We hang onto arguments and discussions, too. We’re like a pack of pit bulls, we lock down and don’t let go. I think that’s far more of a girl thing actually, my husband is forever playing referee and telling everyone to get over it, let it go, don’t start. Of course, he’s not exactly a shrinking violet when he gets a bee in his bonnet, either.

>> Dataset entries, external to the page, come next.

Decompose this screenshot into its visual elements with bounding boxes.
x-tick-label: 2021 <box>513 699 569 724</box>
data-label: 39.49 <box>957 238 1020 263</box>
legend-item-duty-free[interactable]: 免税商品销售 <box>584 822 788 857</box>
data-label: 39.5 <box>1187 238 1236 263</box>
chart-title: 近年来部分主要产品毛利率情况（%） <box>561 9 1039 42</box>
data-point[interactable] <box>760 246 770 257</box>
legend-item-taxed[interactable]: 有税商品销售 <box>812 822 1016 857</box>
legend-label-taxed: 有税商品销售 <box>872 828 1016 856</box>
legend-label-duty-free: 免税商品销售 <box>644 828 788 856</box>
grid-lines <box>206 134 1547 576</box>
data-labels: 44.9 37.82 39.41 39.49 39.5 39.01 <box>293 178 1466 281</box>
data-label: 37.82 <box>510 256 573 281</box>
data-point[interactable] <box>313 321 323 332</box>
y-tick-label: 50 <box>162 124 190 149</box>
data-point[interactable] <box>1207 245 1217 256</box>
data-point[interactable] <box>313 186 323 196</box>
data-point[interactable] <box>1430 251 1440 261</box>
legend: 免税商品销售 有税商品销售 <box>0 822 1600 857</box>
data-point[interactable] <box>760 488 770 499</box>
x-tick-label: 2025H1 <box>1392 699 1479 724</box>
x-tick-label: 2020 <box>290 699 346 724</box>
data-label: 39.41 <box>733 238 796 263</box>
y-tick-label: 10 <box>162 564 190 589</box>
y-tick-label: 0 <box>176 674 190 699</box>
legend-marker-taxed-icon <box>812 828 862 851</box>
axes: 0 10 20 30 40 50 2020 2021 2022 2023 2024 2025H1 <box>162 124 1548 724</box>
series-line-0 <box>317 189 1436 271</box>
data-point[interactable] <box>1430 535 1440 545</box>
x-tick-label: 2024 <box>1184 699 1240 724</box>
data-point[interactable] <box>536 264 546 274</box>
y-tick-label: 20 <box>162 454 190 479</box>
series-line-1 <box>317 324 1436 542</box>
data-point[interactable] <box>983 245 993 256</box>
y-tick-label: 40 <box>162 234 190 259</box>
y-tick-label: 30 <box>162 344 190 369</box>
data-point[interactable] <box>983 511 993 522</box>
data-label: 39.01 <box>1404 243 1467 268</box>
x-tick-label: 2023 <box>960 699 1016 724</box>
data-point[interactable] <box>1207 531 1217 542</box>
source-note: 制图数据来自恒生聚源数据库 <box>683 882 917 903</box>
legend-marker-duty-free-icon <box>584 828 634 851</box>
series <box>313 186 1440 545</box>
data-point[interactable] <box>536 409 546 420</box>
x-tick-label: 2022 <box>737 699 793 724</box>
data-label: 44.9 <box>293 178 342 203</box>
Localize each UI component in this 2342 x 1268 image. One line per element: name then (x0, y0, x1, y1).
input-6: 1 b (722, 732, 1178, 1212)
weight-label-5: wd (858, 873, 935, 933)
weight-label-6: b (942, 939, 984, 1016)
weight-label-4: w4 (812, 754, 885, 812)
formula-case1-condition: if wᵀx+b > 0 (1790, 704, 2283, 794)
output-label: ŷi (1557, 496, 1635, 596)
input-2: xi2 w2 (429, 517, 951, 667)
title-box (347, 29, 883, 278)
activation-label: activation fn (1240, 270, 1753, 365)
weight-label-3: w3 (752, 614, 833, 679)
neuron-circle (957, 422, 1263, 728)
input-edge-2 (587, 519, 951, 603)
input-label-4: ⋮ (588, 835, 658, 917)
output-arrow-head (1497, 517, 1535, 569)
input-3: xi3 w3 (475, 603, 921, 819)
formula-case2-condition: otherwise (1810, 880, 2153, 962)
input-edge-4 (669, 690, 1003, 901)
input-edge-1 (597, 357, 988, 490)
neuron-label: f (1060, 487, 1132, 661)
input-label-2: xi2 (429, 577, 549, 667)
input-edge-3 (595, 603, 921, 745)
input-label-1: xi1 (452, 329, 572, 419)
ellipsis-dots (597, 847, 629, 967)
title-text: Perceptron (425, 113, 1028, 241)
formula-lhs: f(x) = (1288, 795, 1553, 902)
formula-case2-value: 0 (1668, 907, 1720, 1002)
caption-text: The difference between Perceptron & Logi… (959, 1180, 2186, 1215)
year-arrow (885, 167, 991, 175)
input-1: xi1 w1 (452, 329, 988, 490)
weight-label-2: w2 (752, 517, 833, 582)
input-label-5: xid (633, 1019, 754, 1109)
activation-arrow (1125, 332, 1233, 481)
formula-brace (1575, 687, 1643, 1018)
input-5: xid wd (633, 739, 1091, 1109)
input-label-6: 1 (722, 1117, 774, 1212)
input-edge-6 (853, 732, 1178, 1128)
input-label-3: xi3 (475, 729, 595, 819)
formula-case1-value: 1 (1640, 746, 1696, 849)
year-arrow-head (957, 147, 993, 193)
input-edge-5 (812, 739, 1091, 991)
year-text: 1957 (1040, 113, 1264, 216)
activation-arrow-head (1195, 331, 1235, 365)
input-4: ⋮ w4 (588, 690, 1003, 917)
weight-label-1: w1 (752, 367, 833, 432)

Long ago when I was about 7, my step father was just finishing building a boat underneath a giant oak tree. It was the grandfather of all oak trees, a mammoth thing that provided shade during the work. One day, with a giant crack that sounded like a couple of freight trains colliding, this tree just came down with a mighty crash. It did some damage to the boat that was nearly completed, but what was so amazing was how it left all the people untouched. There we all were standing among the branches, huge limbs on each side of us, branches that could have killed us all instantly if they had come just a few inches closer. Five people completely untouched, not even a scratch. I remember those leaves, they tinkled like bells and quivered from the vibration. As soon as the tree fell there was the most incredible warm gust of wind that blew across like somebody exhaling a gentle and peaceful breath.
It’s a bit amusing, one of my favorite memories is the day a giant oak tree fell on my stepdad’s boat, a treasured memory I’m fairly sure he doesn’t share, but I remember the beauty in that moment, the crackle in those leaves, a warm breeze of protection blowing across us, and the keen awareness that there are forces at work in the world that we just don’t understand.